I would like to count the top 10 frequent words and also count the rest in descending orders. Therefore I tried to spool all the output into a file, but it tooks hours and the txt file is huge, which is not efficient.
Does anyone know any SQL command that will do my task? OR if using PHP. how to be more effective?
thanks
Posted: Tue Oct 28, 2003 8:00 pm
by JAM
Ugh, not asking for much are you?
What I can think of is...
http://se.php.net/manual/en/function.set-time-limit.php
To change the execution time setting in php (might want to read the first usercomment about apache also).
http://se.php.net/manual/en/function.soundex.php
For something that might be worth using matching similiar strings. Longshot...
But, if you have, or can get, access to a database, that would be prefered. All the above (counting, grouping, group likely terms, no limit in amount of data) can be done much easier if you have the data stored in a database.
Edit: Writing while you posted last post.

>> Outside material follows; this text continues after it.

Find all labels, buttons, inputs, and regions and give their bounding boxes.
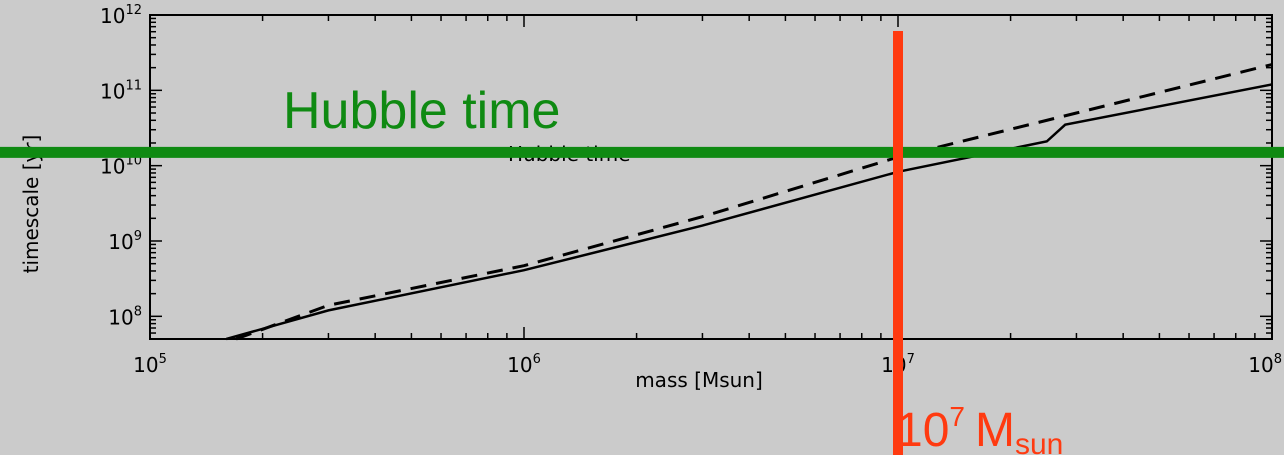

Let us think.
Posted: Tue Oct 28, 2003 8:03 pm
by JAM
theclay7 wrote:Actually, I am trying to output the data from Oracle database..
each day there may be 10,000 + entries to the search field with different words in different patterns.
I would like to count the top 10 frequent words and also count the rest in descending orders. Therefore I tried to spool all the output into a file, but it tooks hours and the txt file is huge, which is not efficient.
Does anyone know any SQL command that will do my task? OR if using PHP. how to be more effective?
thanks
Not to familiar with Oracle, but count() and 'group by' exists so you would not have any issues with getting the results wanted from using db-queries.
Post some example data from the table holding the serached for data?